Walking back out onto the asphalt I stand next to the diesel pump and feel the heat of Dixie below my feet. From about 75 yards away, down an over-grown embankment strewn with litter, a robust woman comes jogging out of a Waffle House and yells something at me. I look in her direction offering no response. She yells again, “Is that a vaaaaan or a buuuuus??” I continue to gape in her general direction completely confused by this question until it finally dawns on me to respond. “It’s a vaaaaaan,” I holler. She cups her hands around her mouth and shouts in a barely discernible drawl, “We were all of us inside tryin’ to figure out wut it wuuuuuuz.” My expressionless face betrays the mild disbelief behind my eyes. A million images flash after a pale gaze. What was that discourse inside the Waffle House? Why is this an issue? Who cares? What is the meaning of life? Why are some people lucky when others are born into endless despair? Would I rather freeze to death or die in a fire? She scuffles back into the restaurant, I hop back into my seat in the van, taking a sip from a refrigerated Starbucks double shot in a can.

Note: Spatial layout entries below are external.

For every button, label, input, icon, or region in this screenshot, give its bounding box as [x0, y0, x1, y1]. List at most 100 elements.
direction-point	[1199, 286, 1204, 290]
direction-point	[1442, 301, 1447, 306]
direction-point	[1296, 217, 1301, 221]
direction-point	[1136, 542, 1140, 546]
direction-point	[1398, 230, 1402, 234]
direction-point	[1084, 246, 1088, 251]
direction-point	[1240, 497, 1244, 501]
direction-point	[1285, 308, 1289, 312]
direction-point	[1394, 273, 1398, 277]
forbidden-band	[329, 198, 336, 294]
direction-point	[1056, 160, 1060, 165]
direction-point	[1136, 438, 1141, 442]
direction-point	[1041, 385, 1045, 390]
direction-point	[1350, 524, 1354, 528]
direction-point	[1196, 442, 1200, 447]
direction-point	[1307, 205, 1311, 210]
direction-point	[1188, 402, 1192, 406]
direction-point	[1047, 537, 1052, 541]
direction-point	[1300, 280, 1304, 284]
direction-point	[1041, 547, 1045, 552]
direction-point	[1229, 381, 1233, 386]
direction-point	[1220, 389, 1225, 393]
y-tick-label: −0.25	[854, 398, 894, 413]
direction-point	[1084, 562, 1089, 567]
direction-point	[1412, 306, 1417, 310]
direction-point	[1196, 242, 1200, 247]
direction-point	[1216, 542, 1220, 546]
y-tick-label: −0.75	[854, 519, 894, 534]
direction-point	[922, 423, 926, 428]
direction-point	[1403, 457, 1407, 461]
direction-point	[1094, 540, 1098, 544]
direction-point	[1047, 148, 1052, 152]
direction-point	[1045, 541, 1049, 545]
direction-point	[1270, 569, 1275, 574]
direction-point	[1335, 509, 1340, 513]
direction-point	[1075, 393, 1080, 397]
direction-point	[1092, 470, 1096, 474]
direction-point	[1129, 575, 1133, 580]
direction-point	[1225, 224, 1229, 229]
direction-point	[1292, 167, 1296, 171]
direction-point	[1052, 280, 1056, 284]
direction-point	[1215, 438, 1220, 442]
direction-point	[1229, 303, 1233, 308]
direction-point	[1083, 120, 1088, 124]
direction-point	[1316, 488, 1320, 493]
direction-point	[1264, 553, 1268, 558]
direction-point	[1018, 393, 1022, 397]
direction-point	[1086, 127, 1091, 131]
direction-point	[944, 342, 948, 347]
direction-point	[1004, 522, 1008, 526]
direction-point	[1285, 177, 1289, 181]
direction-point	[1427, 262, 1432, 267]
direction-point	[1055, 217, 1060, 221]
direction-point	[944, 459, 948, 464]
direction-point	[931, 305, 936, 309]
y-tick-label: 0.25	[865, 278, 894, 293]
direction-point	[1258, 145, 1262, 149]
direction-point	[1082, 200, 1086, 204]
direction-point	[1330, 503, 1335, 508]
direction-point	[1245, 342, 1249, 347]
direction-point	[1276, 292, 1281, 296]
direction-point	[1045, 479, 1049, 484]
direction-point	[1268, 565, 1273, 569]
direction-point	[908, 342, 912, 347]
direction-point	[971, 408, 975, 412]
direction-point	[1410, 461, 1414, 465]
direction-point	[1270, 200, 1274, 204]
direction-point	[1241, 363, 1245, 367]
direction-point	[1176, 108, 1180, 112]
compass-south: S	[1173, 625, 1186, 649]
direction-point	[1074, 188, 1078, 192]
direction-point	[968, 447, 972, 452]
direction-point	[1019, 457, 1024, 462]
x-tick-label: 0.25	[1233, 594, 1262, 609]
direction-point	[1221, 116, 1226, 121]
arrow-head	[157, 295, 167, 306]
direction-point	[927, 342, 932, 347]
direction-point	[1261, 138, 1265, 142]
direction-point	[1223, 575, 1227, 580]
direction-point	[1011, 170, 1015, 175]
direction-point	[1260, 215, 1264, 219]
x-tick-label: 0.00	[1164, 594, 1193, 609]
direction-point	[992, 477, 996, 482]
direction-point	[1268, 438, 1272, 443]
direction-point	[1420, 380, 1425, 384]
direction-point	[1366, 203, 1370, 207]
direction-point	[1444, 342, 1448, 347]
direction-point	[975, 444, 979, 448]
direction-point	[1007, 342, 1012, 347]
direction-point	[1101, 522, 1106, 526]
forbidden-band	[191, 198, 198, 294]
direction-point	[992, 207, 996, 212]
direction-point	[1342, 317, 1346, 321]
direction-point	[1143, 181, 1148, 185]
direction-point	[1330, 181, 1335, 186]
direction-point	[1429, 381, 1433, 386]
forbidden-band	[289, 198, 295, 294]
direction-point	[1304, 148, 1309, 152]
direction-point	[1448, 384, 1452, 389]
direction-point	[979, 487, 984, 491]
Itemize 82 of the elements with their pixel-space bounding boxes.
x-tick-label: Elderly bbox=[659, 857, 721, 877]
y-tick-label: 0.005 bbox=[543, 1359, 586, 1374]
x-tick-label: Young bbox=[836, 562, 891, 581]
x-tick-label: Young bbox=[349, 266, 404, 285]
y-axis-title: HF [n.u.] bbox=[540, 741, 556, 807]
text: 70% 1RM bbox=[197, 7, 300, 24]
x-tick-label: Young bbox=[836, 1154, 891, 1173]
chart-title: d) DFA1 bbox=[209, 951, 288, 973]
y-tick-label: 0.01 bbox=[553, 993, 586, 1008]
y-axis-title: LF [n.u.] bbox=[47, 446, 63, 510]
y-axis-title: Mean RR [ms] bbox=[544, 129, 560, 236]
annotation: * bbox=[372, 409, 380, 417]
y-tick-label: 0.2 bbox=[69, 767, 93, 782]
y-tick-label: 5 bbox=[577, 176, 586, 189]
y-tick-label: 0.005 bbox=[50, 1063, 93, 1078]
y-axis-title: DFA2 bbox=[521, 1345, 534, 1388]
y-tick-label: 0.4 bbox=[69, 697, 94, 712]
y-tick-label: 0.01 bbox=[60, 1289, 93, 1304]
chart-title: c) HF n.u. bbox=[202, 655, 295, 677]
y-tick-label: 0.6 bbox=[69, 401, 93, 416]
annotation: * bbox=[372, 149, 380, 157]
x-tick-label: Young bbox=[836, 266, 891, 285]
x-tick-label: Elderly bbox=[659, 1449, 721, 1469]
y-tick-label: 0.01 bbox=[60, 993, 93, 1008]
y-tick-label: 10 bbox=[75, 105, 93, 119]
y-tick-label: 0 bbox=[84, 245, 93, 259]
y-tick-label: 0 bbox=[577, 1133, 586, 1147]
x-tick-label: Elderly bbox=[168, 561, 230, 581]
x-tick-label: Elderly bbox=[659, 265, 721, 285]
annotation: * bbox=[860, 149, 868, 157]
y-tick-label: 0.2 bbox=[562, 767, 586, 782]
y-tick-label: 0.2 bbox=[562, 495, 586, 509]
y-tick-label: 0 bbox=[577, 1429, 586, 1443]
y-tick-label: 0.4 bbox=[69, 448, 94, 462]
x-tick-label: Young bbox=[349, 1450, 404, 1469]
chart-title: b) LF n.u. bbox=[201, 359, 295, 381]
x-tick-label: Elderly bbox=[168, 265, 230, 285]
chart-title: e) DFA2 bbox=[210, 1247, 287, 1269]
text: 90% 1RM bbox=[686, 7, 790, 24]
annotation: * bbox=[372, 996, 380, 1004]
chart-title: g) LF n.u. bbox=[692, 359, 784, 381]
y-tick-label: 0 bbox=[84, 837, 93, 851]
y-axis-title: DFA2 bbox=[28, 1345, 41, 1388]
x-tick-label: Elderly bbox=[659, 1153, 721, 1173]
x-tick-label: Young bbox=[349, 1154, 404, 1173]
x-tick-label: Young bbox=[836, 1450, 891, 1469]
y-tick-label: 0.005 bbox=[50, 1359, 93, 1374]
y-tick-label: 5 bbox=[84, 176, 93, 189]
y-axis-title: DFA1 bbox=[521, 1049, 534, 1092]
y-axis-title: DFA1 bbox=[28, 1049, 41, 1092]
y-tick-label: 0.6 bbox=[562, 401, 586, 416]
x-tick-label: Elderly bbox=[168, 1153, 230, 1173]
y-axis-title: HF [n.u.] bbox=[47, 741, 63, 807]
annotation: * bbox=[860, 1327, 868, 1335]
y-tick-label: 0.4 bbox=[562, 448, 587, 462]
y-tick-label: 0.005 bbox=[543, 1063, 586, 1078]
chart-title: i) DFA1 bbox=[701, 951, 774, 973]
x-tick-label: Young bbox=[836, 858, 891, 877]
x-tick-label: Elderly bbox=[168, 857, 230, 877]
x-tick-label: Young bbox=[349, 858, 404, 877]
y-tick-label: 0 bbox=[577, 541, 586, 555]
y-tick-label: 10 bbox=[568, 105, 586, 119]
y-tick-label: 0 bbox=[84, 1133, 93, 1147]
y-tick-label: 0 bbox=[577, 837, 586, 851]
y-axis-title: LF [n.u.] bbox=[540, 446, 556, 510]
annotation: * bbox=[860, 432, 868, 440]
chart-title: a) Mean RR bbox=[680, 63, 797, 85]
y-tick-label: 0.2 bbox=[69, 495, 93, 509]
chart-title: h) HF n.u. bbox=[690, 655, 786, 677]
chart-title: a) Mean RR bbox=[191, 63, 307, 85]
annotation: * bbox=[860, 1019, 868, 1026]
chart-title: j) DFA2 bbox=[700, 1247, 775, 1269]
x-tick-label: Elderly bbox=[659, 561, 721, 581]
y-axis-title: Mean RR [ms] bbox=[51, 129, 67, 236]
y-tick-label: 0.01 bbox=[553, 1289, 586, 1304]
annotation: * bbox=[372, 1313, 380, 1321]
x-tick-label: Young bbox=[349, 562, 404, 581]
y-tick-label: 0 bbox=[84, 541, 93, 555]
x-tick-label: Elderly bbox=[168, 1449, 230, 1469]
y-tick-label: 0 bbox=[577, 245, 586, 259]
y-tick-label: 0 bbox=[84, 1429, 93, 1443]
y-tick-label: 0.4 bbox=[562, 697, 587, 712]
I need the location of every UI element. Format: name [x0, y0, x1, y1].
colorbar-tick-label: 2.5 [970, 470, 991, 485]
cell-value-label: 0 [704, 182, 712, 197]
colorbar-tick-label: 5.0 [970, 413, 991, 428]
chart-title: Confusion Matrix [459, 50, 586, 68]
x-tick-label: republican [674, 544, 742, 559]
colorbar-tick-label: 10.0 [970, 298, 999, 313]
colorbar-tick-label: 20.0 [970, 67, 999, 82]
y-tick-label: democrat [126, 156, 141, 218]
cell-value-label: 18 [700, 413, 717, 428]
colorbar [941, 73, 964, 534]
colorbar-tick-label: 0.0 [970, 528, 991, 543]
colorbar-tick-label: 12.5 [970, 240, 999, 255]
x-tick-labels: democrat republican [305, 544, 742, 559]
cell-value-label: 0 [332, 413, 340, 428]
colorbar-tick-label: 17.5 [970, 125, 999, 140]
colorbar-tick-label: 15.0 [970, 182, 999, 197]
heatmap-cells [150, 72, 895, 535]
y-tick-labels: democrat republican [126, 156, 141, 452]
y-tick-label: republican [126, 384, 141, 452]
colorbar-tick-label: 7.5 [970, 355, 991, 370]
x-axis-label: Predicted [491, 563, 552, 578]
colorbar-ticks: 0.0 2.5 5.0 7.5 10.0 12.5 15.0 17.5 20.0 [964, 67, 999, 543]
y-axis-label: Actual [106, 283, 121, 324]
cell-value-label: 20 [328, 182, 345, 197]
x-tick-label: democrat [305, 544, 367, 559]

In Jackson, Mississippi, I am more than pleasantly surprised by the quality of the chopped salad, seared tuna tacos, and caramelized bread pudding with agave cream. The dressing room is a forgotten fry kitchen. A vat of grease stagnates and a pilot light burns on the stove continuously to keep the thing from blowing up. The crowd of barely 100 people are enthusiastic and friendly. They’re actually listening to the music, not yelling over the top of it so much. One kid purchases my duo CD of experimental, improvised music. He asks, “What am I getting myself into here?” as he breaks the shrink-wrap and hands me a Sharpie. The town reminds me of the one I grew up in. Empty, clean streets with little to offer in the way of culture and entertainment; isolated souls at every turn. I get it.